My crystal ball says higher inflation from QE then borrowing costs go up since capital is hard to come by and you have a sluggish market for some time. So you have to shift gears and build your portfolio now. The rental market has never been better;)
Cant wait for the future, I mean when I started in this game we didnt have yardi software and cell phones imagine having to develop pics to get condition reports lol. The future is bright! even with an economy that flat lines my personal economy has never been better.

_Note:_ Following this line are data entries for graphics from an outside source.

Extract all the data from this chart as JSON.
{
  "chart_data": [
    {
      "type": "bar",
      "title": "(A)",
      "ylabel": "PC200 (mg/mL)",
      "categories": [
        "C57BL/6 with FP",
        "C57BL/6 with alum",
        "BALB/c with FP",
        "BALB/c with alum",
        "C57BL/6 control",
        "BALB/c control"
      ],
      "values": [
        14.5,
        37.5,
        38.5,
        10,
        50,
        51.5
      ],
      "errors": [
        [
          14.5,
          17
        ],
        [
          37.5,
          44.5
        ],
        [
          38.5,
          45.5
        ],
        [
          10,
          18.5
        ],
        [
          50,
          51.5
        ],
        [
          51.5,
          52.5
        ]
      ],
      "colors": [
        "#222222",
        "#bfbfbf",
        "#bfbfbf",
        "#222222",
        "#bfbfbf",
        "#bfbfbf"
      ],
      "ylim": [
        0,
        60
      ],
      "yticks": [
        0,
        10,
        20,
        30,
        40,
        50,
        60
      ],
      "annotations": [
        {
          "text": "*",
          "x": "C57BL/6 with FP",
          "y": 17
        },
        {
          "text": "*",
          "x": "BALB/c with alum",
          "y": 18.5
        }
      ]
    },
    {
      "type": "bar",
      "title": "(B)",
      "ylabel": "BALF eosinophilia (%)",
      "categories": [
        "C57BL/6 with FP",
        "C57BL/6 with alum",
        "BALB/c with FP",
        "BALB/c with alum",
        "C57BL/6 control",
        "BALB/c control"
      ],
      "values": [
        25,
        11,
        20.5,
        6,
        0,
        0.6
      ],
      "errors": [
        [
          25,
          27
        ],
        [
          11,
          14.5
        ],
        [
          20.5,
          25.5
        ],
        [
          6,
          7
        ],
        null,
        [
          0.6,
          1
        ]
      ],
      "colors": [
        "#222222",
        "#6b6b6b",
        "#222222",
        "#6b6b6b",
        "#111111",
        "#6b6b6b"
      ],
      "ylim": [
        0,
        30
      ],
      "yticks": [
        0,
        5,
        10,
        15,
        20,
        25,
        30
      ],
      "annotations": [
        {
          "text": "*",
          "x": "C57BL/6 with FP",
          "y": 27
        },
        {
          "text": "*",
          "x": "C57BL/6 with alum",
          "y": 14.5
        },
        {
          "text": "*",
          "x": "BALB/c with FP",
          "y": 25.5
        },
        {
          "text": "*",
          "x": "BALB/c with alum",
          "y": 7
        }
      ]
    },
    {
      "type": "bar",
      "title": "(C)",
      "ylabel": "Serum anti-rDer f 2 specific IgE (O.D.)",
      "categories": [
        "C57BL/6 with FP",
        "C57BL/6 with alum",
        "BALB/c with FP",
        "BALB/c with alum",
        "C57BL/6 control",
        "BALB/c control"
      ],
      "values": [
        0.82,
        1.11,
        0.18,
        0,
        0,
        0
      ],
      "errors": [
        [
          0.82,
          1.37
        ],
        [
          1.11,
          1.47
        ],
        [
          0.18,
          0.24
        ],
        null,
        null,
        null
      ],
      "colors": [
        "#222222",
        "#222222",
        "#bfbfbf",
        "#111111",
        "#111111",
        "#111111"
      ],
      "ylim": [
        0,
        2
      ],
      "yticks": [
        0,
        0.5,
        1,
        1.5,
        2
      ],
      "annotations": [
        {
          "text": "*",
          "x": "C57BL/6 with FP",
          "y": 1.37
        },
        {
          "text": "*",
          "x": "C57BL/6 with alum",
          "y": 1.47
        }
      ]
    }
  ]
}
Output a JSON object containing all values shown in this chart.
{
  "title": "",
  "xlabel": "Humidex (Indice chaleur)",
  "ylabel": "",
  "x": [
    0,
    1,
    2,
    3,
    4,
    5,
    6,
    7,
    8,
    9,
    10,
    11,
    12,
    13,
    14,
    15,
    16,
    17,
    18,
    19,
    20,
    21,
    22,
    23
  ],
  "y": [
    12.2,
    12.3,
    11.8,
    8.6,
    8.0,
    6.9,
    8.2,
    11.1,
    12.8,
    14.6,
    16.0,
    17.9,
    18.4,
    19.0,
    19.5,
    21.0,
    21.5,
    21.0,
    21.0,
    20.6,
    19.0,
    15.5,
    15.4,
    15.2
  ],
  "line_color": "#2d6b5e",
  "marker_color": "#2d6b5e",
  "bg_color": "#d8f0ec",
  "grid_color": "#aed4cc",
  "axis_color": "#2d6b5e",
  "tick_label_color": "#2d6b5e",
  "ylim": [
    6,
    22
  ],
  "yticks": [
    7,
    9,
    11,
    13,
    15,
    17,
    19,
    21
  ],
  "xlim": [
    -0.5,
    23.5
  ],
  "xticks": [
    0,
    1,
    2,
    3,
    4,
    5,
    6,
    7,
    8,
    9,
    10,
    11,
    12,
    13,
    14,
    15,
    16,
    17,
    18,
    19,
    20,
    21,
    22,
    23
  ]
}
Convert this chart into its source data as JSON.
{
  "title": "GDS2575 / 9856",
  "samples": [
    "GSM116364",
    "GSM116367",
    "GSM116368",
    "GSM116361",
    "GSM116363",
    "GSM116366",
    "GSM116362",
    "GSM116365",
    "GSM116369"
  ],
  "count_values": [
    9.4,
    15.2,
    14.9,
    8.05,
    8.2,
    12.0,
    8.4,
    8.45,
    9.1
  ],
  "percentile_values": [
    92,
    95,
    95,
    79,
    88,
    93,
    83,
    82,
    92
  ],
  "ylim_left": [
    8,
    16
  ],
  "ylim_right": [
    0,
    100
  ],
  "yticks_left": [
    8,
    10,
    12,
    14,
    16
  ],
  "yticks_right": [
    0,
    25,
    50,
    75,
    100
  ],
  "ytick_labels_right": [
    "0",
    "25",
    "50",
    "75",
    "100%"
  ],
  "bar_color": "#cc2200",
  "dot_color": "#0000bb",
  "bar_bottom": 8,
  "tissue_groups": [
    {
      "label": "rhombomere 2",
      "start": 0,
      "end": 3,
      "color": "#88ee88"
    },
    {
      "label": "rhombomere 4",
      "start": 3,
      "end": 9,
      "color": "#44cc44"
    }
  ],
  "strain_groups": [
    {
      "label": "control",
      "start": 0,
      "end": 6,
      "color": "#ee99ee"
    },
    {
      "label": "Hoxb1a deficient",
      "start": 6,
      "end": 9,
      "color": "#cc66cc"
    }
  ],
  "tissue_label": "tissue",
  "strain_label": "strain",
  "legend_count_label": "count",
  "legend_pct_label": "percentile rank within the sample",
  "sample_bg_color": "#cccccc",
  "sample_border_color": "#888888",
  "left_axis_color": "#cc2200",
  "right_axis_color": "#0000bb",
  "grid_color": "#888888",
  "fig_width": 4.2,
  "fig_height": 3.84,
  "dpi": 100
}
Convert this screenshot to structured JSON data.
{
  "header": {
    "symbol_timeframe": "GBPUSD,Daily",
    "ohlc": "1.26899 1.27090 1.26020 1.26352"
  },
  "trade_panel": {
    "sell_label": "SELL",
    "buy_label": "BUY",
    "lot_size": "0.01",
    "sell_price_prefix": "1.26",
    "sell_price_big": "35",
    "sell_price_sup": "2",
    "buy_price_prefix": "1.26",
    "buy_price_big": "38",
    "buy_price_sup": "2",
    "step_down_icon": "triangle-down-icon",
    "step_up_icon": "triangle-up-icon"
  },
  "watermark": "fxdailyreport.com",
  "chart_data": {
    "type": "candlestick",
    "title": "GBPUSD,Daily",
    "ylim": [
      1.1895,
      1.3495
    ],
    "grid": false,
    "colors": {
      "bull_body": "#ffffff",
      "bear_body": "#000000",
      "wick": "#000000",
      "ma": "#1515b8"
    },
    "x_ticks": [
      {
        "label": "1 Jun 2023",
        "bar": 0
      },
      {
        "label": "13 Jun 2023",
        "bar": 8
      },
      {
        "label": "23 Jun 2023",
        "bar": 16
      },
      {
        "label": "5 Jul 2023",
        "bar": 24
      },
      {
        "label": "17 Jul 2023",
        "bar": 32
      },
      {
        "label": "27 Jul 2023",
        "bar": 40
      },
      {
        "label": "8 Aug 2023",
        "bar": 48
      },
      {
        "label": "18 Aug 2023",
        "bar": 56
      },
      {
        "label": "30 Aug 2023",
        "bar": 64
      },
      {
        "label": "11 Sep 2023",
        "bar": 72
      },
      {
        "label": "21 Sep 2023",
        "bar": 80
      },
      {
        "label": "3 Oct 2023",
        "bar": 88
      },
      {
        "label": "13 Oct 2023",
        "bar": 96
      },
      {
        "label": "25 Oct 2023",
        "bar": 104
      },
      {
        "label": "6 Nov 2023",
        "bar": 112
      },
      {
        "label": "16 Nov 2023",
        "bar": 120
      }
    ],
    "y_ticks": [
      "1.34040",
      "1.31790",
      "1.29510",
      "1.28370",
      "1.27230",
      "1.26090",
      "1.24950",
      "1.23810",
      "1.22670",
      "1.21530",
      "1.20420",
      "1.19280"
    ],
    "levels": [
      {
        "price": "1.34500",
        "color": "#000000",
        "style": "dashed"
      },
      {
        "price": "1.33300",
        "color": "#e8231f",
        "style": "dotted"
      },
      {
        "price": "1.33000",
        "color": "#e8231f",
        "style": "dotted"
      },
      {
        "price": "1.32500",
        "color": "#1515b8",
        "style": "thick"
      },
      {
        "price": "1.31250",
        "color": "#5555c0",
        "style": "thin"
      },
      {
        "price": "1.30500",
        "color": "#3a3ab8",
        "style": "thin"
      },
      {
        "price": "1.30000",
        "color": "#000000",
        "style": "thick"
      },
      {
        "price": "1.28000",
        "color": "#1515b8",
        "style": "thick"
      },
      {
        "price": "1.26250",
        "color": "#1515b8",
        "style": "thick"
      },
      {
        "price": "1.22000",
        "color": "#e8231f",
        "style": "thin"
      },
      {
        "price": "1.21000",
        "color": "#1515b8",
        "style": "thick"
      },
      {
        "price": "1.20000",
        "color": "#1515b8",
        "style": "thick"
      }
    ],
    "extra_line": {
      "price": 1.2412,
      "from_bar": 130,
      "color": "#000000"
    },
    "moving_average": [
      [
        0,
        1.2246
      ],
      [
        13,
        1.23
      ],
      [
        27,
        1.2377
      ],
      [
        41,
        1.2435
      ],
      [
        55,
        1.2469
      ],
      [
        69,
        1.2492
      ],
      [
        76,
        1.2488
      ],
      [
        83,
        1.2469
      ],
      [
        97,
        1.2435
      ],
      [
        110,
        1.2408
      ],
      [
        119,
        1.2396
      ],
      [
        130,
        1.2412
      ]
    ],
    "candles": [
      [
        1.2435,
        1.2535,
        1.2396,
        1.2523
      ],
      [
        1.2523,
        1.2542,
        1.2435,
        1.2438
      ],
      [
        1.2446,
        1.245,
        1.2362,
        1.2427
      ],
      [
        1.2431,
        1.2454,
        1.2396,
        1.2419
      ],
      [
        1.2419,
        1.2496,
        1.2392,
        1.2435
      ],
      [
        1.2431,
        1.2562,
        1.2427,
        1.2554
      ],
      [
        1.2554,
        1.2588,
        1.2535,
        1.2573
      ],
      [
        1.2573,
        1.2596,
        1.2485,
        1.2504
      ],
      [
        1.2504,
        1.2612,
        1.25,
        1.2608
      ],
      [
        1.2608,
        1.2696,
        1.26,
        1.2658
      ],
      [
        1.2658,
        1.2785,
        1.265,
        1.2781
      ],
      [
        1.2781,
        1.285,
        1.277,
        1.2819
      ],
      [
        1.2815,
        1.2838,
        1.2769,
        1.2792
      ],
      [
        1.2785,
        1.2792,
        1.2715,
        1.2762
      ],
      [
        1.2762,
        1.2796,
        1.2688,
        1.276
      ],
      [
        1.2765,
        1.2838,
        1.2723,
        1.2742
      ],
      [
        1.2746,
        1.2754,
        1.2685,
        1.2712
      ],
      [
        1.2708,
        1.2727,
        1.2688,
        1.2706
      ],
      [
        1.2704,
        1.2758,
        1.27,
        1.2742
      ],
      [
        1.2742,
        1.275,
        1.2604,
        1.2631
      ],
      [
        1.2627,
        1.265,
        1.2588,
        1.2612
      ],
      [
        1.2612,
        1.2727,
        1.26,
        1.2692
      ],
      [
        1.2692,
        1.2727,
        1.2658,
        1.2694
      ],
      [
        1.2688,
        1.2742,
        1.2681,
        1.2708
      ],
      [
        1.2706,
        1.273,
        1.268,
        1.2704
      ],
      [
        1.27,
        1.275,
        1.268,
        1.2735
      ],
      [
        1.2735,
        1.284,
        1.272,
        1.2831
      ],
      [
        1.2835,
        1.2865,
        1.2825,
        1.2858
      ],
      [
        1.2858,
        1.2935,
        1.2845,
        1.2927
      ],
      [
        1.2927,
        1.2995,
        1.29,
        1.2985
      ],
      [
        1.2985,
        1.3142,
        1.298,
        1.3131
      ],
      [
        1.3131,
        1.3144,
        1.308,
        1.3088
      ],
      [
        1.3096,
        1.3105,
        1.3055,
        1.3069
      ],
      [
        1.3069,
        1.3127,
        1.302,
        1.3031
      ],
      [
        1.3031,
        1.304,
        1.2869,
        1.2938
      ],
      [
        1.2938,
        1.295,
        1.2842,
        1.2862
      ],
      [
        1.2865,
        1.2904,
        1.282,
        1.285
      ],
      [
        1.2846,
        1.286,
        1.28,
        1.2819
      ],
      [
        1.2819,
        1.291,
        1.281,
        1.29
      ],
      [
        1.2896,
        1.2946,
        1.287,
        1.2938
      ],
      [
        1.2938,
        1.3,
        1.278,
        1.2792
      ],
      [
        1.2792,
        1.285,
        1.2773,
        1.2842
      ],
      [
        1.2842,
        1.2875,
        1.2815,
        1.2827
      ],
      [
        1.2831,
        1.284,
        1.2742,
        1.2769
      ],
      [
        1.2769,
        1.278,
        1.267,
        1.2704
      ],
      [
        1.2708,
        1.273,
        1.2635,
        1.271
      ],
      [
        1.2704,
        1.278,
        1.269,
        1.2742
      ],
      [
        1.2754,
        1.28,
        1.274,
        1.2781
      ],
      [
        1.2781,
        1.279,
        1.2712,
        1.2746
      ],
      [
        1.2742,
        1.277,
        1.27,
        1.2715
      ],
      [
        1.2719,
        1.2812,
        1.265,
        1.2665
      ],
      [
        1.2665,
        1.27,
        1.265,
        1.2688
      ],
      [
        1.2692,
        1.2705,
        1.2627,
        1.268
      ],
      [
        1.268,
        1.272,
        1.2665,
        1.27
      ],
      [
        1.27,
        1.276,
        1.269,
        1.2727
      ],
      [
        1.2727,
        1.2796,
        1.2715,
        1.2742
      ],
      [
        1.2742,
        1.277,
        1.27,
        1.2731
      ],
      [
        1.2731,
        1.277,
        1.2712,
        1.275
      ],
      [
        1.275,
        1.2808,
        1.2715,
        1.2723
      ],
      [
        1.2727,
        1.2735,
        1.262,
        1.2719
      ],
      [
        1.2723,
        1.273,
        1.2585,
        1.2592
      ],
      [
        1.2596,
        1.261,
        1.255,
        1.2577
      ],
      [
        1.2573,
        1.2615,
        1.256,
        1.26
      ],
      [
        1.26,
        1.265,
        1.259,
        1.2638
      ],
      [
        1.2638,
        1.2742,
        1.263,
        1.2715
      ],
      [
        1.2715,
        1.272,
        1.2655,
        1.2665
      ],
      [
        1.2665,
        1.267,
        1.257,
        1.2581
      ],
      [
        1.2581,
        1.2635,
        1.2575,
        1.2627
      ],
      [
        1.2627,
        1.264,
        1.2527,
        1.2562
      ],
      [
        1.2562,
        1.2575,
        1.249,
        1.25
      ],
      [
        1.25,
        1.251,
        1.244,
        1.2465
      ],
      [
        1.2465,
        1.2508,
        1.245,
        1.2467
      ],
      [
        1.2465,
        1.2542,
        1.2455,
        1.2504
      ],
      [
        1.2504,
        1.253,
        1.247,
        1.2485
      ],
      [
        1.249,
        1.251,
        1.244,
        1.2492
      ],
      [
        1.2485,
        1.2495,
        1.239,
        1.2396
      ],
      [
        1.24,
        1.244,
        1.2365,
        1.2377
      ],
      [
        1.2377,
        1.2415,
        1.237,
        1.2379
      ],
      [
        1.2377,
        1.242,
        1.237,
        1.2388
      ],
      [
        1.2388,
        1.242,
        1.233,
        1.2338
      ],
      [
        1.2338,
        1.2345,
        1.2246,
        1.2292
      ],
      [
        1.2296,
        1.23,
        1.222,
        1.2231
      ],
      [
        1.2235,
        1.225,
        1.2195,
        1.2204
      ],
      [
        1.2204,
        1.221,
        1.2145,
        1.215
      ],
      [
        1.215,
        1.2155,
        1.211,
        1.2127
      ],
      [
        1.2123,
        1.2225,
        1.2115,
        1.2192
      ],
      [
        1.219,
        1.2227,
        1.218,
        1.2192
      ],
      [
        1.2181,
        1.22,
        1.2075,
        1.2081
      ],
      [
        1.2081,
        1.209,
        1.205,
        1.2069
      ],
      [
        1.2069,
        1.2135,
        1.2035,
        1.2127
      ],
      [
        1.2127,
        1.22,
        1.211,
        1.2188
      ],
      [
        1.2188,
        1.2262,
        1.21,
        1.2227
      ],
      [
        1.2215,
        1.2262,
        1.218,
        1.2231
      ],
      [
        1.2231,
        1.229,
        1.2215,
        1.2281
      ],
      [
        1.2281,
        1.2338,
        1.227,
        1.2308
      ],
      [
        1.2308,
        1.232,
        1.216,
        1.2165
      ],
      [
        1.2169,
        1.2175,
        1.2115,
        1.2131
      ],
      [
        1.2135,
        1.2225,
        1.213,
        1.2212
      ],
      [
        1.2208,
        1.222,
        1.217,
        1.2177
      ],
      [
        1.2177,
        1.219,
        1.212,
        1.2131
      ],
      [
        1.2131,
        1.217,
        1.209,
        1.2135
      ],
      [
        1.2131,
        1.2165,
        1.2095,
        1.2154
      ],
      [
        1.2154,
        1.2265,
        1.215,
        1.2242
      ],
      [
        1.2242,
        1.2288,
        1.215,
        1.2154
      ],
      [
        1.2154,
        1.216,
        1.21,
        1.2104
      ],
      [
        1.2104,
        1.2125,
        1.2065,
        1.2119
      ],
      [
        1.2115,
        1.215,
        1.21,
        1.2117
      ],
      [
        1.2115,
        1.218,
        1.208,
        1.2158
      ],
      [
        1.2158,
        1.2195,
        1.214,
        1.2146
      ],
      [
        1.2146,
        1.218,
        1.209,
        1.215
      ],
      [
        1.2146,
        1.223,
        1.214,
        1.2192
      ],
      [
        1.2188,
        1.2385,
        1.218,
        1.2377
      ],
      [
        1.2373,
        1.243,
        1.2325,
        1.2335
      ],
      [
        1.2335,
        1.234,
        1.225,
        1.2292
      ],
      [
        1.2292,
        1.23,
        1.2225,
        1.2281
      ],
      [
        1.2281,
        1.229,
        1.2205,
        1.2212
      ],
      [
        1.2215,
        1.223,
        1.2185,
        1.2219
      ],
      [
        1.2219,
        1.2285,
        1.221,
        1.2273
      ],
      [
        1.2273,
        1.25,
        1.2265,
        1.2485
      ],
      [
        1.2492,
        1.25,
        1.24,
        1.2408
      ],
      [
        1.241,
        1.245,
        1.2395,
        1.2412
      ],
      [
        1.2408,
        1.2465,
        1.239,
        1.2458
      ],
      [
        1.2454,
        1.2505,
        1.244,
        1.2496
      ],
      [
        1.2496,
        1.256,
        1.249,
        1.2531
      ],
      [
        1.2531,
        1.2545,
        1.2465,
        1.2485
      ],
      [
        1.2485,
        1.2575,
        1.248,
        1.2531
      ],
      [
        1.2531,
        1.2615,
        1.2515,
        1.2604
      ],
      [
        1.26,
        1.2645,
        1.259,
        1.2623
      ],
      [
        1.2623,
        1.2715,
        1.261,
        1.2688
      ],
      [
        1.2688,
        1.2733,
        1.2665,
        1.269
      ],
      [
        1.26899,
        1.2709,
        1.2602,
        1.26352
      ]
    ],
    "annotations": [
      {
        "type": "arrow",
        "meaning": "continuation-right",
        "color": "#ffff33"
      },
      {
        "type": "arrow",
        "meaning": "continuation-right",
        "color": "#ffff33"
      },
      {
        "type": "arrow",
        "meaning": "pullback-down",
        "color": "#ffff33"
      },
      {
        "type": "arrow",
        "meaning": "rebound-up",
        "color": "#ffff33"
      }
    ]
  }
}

Post: Real Estate's best kept secret

William BannisterPosted
  • Commercial Landlord
  • Oshkosh, WI
  • Posts 299
  • Votes 88

I agree that lien and deed auctions must be well researched and the value there can be better the other areas in real estate if you are after lots and lower end housing and here and there some forgotten developments and or property that never properly went into an estate or just got forgotten about which happens a lot. The title work is important when you go to auction to buy. Learning how to do title work is the key so you arent buying property you havent researched. You dont want to get stuck with an irs lien that might not go away after auction! Also buying homes scheduled to be torn down.
Each area is different with right to redemption and interest paid. The quiet title done after auction and other details are the challenge. Attend auctions before you dive in. The last auction I went to I had done title research on about 20 of the 260 properties they sold at auction. It was a deed sale and you got deed to property in 2 weeks! The homes scheduled for demo also where made public at auction so it saved you that research. The county commissioner had a private auctioneer do the auctioning.
I bought a rehab it was a 2500+ sqft craftsman bungalow for 1220 dollars and an empty lot for 220. I had to pay 20 on each for deed fees.
120+ homes and 140 lots sold in 5 hours. The properties at auction all sold between 20 dollars for empty lots in older hoods that would make great building lots or gardens to 14000 for a car lot at the high end.
The home I bought had a one car garage and a fireplace and it was 2 story with full basement and brick foundation w hardwood floors through out and was in an average historic neighborhood. It had an arv of 80k and needed about 10k in fox and repair. Most of the homes sold between 3k and 10k and the lots averaged 200 to 1000. this is Evansville In we are talking about so its Ohio river valley KY border.
I also do deals in TX and WVA cause they pay high interest and have deed sales.
I dont often go back to mls for deals when I can get homes for 15% to 20% on the dollar. If you are new and this seems like your type of thing my advise is work for free for a title co part time to learn how to do a title search. Or just ask at the court house.
Then go get some deals. In WVA I have bought land lots for 87 dollars and sold them on ebay for 750 dollars. I like doing rentals so thats my focus apts but if you want extra cash it is a nice sideline. I like land because I use it for agricultural pursuits so its different for me. 200 dollar lots . I plant with pear trees and apple trees it is a hobby for me;) Organic gardens and extra space for the ever increasing stuff I acquire.